Questions about Time Dilation

[Best of the Worst]

For example, one could travel to the "edge" of the observable Universe in about 25 years, ship-time, if the craft travels at a very high percentage of c. For an observer, the elapsed time is much, MUCH greater (too many zeroes to write down here). But hold on - time dilation is an observed effect from the outside - the actual traveler thinks that everything is going along just as normally as ever; her clocks ticks at the same rate, light bounces around the cabin off mirrors as she expects, yet we are told that to her, the total journey time is very much compressed because of her high speed.
Could someone explain this to me? Unless my math is wrong, the trip should take ~1.52 x 10^6 years, not 25 years (I'm assuming that the "trip to the edge of the observable universe" is referring to the radius of the universe, which I've read to be 1 500 000 light years), to the one in the spaceship. How is it that time is compressed for her?

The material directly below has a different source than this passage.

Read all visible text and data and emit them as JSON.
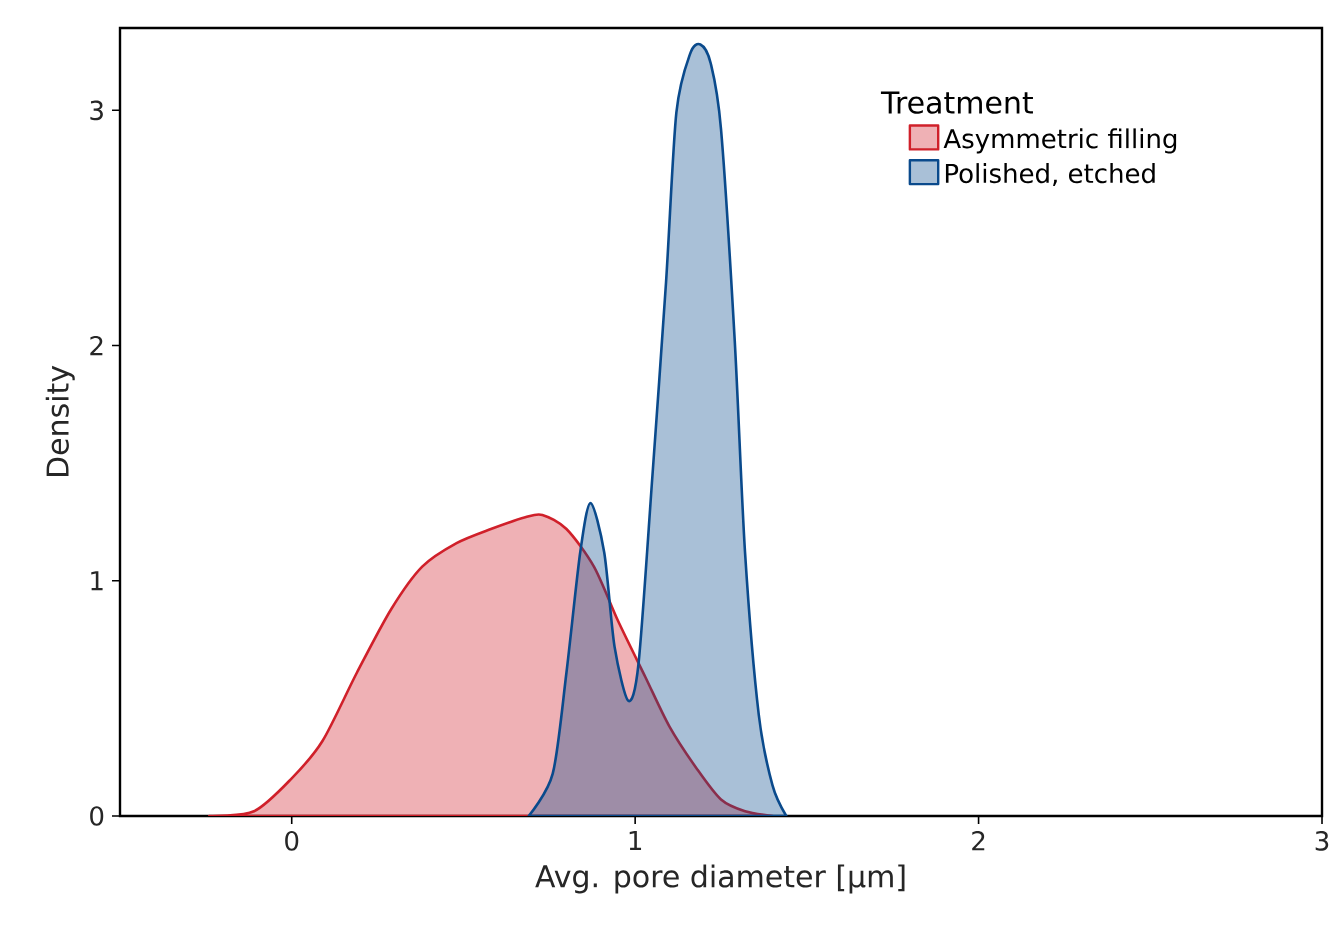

Also, I've been having trouble finding a good explanation of the Twin Paradox. I know that because the twin in the spaceship has to change directions, he jumps from one frame of reference to another, but I haven't been able to find an explanation of why that means that their observations aren't contradictory. Anyone care to explain this to me, too?

Thanks in advance :).

[Ich]

It´s 1.52E6 universe time and 25 ship time, I assume. BTW: the observable universe is much larger.
Think of changing velocity similar to changing direction in spacetime. The one changing direction took a detour, ie not the straight line between two events. In Minkowski geometry, a detour is always shorter than the straight line. And path length in Minkowski space is proper time.

[Doc Al]

Could someone explain this to me? Unless my math is wrong, the trip should take ~1.52 x 10^6 years, not 25 years (I'm assuming that the "trip to the edge of the observable universe" is referring to the radius of the universe, which I've read to be 1 500 000 light years), to the one in the spaceship. How is it that time is compressed for her?
From the traveler's viewpoint, the distance has "contracted" to a small fraction of 1 500 000 light years, so her travel time is quite small according to her clocks. (To state a specific time, one would need to know her speed.) What you have calculated, I presume correctly, is the time of her trip according to Earth observers. (Per special relativity, Earth observers measure the space ship clocks to be running slowly, so everything is consistent.)

[Best of the Worst]

From the traveler's viewpoint, the distance has "contracted" to a small fraction of 1 500 000 light years, so her travel time is quite small according to her clocks.
Hmm... I didn't really read up much on Length Contraction, but what I read was that it's the object itself, and not the distance travelled, that contracts as its speed approaches c. In any case, what's the principle that states that travel distance contracts as speed approaches c?

[JesseM]

Hmm... I didn't really read up much on Length Contraction, but what I read was that it's the object itself, and not the distance travelled, that contracts as its speed approaches c. In any case, what's the principle that states that travel distance contracts as speed approaches c? If two objects are moving at the same constant velocity in my frame (two galaxies, say), then whatever the distance between them in their own mutual rest frame, that distance will be shrunk in my frame by the same factor as each object's length is shrunk. Either type of shrinkage is called "Lorentz contraction".

[Best of the Worst]

Cool. Thanks for the replies.